I feel like screaming a lot these days. I’ve been following distancing/isolation guidelines for 217 days and counting, and it’s hard. Reading the news usually leads to doomscrolling on social media. Honestly, there are so many distressing and maddening things about America’s response to the Covid-19 pandemic that I think we are all entitled to a daily scream.
But this week, I want to scream because of an article in the New York Times. “How Brain Fog Plagues Covid Survivors” describes the suffering of five people with cognitive problems and Long Covid. Among them is a nurse who can’t remember what her patients have told her as soon as she leaves the exam room, and an attorney who can’t understand emails or recognize her own car.
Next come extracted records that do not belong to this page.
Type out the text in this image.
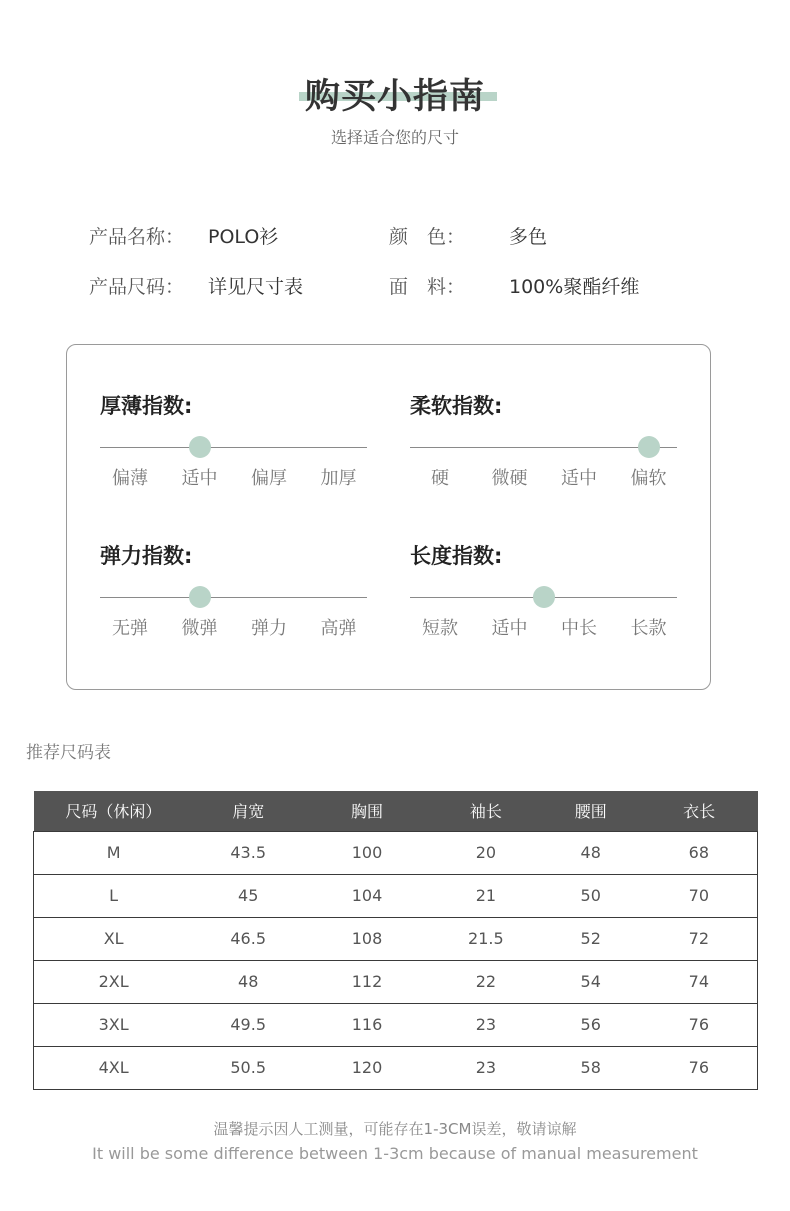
购买小指南
选择适合您的尺寸
产品名称： POLO衫	颜　色： 多色
产品尺码： 详见尺寸表	面　料： 100%聚酯纤维
厚薄指数:
偏薄	适中	偏厚	加厚
柔软指数:
硬	微硬	适中	偏软
弹力指数:
无弹	微弹	弹力	高弹
长度指数:
短款	适中	中长	长款
推荐尺码表
尺码（休闲）	肩宽	胸围	袖长	腰围	衣长
M	43.5	100	20	48	68
L	45	104	21	50	70
XL	46.5	108	21.5	52	72
2XL	48	112	22	54	74
3XL	49.5	116	23	56	76
4XL	50.5	120	23	58	76
温馨提示因人工测量，可能存在1-3CM误差，敬请谅解
It will be some difference between 1-3cm because of manual measurement
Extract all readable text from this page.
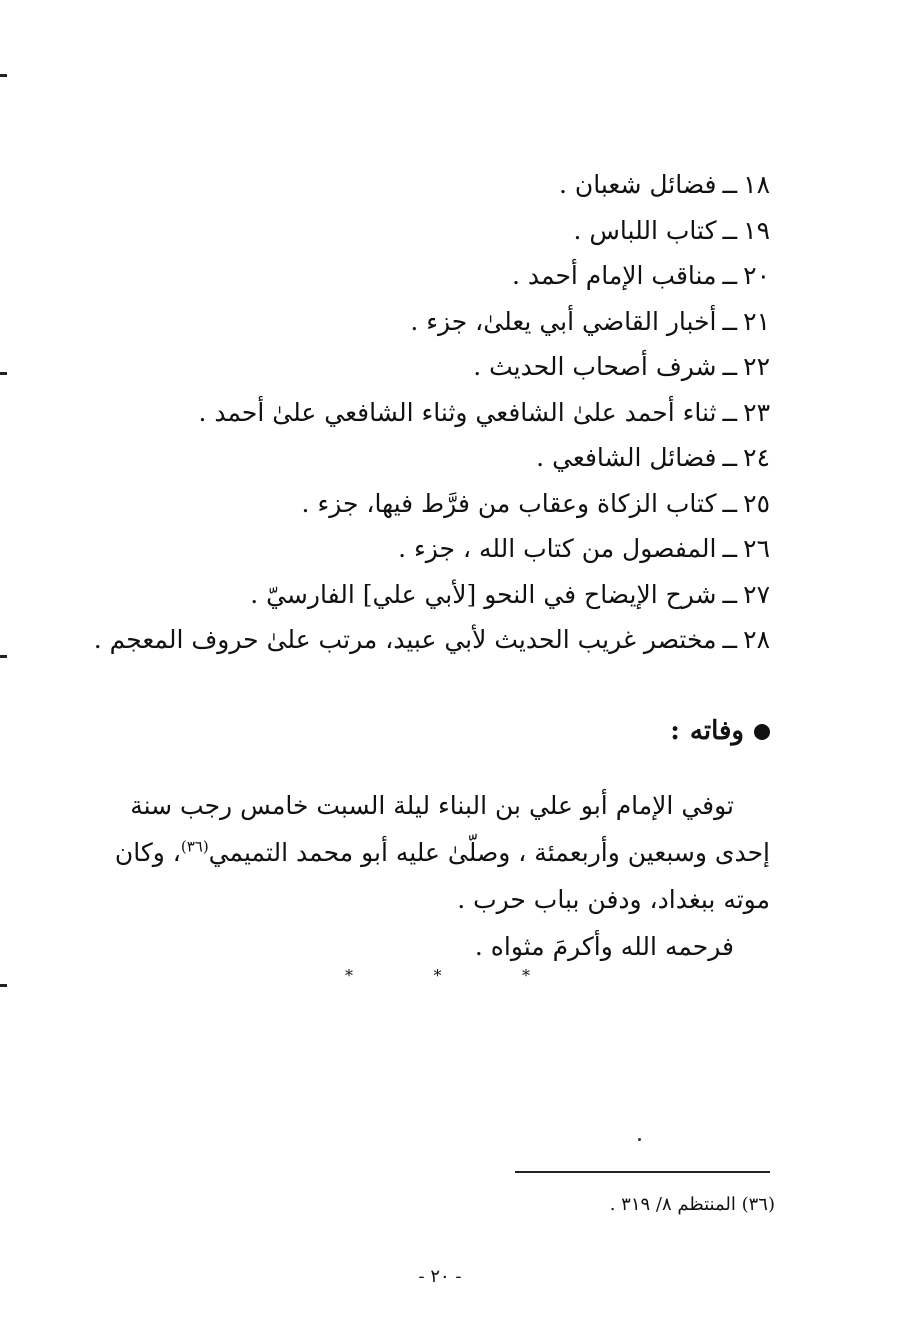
١٨ــفضائل شعبان .
١٩ــكتاب اللباس .
٢٠ــمناقب الإمام أحمد .
٢١ــأخبار القاضي أبي يعلىٰ، جزء .
٢٢ــشرف أصحاب الحديث .
٢٣ــثناء أحمد علىٰ الشافعي وثناء الشافعي علىٰ أحمد .
٢٤ــفضائل الشافعي .
٢٥ــكتاب الزكاة وعقاب من فرَّط فيها، جزء .
٢٦ــالمفصول من كتاب الله ، جزء .
٢٧ــشرح الإيضاح في النحو [لأبي علي] الفارسيّ .
٢٨ــمختصر غريب الحديث لأبي عبيد، مرتب علىٰ حروف المعجم .
وفاته:
توفي الإمام أبو علي بن البناء ليلة السبت خامس رجب سنة
إحدى وسبعين وأربعمئة ، وصلّىٰ عليه أبو محمد التميمي$^{(٣٦)}$، وكان
موته ببغداد، ودفن بباب حرب .
فرحمه الله وأكرمَ مثواه .
*	*	*
(٣٦) المنتظم ٨/ ٣١٩ .
- ٢٠ -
I want to scream because this happened to me.
When I got sick twenty-six years ago, my ability to concentrate was immediately affected. I was an attorney at a large firm, and everything at work took me longer than it had before. A memo that I could have written in two hours now took me six or eight hours stretched over multiple days. I couldn’t maintain cognitive effort for more than a couple hours at a time, and my work during those few hours was nowhere near as good as before. I started forgetting things and had periods of confusion.
Early one morning, about three months after I got sick, I was sitting in a partner’s office discussing an assignment. He had asked me to identify the key documents out of a closet full of file boxes and summarize them for the client. I had turned in the memo the day before. Now we were reviewing the list, and he was telling me which documents he wanted to forward to the client.
I had no idea what he was talking about. He held the small stack in his hands–a stack that I had pulled together–and he was naming the documents he wanted to include. I didn’t recognize any of them. I didn’t know what to do, so I pretended that I understood. I wrote down everything he said, hoping I could figure it out in my office. When I got to my desk, I looked at my list and looked at the documents, and I thought, “I am going to commit malpractice.” I was terrified, and the incident convinced me to take a leave of absence from work. I was never well enough to go back.
Reading that article in the New York Times put me right back in that moment, sitting at my desk and knowing that something was terribly wrong with my brain. My story from twenty-six years ago could fit into that article, and the stories from the article sound like stories I have heard from people with ME for decades.
I want to scream because this is not news. It was completely predictable that a percentage of people with Covid-19 would remain sick because it is well-established that this happens after infections. It was completely predictable that cognitive problems would be a big component of Long Covid.
I want to scream because no one believed us. I told my doctors that I got lost while driving less than a mile from my house, and that I couldn’t think because my head was full of static. None of them bothered to order cognitive testing or send me to occupational therapy. People with ME have described these symptoms to doctors and families and co-workers and teachers and policy makers, and we have not been believed.
I want to scream because there has been very little research on cognitive dysfunction and brain fog in ME. I want to scream because the lack of research means there has been no help for us, and now there is no help for people with Long Covid. What causes these symptoms? Are there any treatments that can help? What are we supposed to do–sit quietly as our brains fail?
I want to scream at NIH. No, I want to grab NIH by the lapels and shake them. We told you. We warned you. You did not believe us, and now there are many thousands more sick and frightened people who you cannot help. We were the canaries, and no one listened. I want to scream.